Article 6 : L’expert accomplira sa mission dans les conditions prévues par les articles R. 621-2 à R. 621-14 du code de justice administrative.
Article 7 : L’expert notifiera son rapport aux parties dans les conditions prévues par l’article R. 621-9 du code de justice administrative et déposera son rapport en deux exemplaires au greffe du Tribunal dans le délai de six mois à compter de la notification de la présente ordonnance.
Article 8 : Les frais et honoraires dus à l’expert seront taxés ultérieurement par ordonnance du président du Tribunal qui désignera la ou les parties qui en assumeront la charge conformément aux articles R. 621-11 et suivants du code susvisé.
Article 9 : Les surplus des conclusions des parties est rejeté.
Article 10 : La présente ordonnance sera notifiée à Tarn-et-Garonne Habitat, à la Sas Bulditec, à la Sarl Brouchet, à la société Gasparini Puits, à la Sarl Embellie-Façade, à la société Prociba, à l’Eurl Biasini, à la société Edg exerçant sous la dénomination commerciale Logista Hometech, à la société Mmp prise en la personne de son liquidateur judiciaire Me Enjalbert de la Selarl MJ Enjalbert et Associés, à la société Otis, à la société Vertigo, anciennement Entreprise Sahuguede, à la société Mtg, à la Sas Ld Carrelages, à M. B H, à M. G E, à la compagnie Mutuelles du Mans Assurances Enterprise, à la SA Sma, à la Smabtp, à la compagnie Abeille Iard et Santé anciennement dénommée Aviva Assurances, à la compagnie SA Protect, à la compagnie SA Allianz Iard, à la compagnie Axa France Iard, à la compagnie Abas Insurance, à la compagnie Mma Iard, à la compagnie Mma Iard Assurances Mutuelles, à l’Eurl Cm2, à la société Transopcamo, à la Sas Bureau Alpes Contrôles-Bac, à la Sas Kp1, à la société Betec, à M. I A, à la société Lloyd’s Insurance Company venant aux droits des Souscripteurs du Lloyd’s de Londres, à la mutuelle d’assurances Val de Saône Beaujolais, à la société Lloyd’s France Sas, à la société Abas Insurance, et à M. C F, expert.

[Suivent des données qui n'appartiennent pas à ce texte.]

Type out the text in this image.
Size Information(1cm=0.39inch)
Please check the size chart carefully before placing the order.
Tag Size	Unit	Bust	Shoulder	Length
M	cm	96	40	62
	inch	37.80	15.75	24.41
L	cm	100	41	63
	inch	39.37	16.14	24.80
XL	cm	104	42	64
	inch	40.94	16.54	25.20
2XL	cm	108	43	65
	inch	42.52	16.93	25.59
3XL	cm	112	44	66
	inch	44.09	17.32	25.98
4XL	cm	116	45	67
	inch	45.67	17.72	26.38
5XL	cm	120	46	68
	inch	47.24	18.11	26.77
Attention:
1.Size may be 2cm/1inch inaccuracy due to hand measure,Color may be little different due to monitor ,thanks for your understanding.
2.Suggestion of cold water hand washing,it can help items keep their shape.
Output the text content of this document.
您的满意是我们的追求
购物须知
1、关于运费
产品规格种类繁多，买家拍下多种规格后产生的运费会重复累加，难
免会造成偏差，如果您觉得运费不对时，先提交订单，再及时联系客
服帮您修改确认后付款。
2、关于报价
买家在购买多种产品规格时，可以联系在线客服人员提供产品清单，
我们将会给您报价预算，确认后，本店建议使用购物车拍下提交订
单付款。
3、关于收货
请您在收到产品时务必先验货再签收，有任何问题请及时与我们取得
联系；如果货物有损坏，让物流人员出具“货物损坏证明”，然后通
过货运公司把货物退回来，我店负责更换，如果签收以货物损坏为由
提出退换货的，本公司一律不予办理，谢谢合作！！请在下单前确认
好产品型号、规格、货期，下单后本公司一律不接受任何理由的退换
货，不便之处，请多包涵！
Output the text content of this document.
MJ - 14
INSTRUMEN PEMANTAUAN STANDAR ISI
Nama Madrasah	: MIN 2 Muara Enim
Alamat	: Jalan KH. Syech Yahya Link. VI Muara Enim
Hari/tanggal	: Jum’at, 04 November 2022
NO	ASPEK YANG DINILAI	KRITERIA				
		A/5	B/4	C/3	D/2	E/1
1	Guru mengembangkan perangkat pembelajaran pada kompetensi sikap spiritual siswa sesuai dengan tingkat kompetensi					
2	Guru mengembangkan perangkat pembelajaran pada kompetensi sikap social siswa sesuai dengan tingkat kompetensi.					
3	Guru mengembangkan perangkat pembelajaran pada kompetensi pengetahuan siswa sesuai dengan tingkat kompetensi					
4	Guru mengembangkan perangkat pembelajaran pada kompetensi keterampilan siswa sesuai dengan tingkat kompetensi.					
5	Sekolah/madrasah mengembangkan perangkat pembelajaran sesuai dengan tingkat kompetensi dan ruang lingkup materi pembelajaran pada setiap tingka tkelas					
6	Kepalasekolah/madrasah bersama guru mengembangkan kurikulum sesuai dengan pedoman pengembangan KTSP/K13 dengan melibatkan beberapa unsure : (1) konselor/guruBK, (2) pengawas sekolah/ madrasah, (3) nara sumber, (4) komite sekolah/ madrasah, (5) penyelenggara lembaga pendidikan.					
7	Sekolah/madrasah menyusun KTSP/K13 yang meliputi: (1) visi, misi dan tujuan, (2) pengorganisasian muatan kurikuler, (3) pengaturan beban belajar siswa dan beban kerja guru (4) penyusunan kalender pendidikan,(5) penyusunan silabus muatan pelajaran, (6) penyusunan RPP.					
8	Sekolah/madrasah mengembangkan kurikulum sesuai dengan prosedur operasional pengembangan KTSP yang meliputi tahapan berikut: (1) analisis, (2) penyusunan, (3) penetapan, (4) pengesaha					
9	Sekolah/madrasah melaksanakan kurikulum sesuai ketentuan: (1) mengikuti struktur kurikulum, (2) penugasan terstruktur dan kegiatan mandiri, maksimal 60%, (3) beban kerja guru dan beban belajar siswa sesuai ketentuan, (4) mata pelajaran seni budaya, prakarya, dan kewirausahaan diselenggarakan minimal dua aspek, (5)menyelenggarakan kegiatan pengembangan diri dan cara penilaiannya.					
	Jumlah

Fait à Toulouse, le 18 août 202 Le vice-président, juge des référés,
David D
La République mande et ordonne au préfet de Tarn-et-Garonne en ce qui le concerne ou à tous huissiers de justice à ce requis en ce qui concerne les voies de droit commun contre les parties privées, de pourvoir à l’exécution de la présente ordonnance.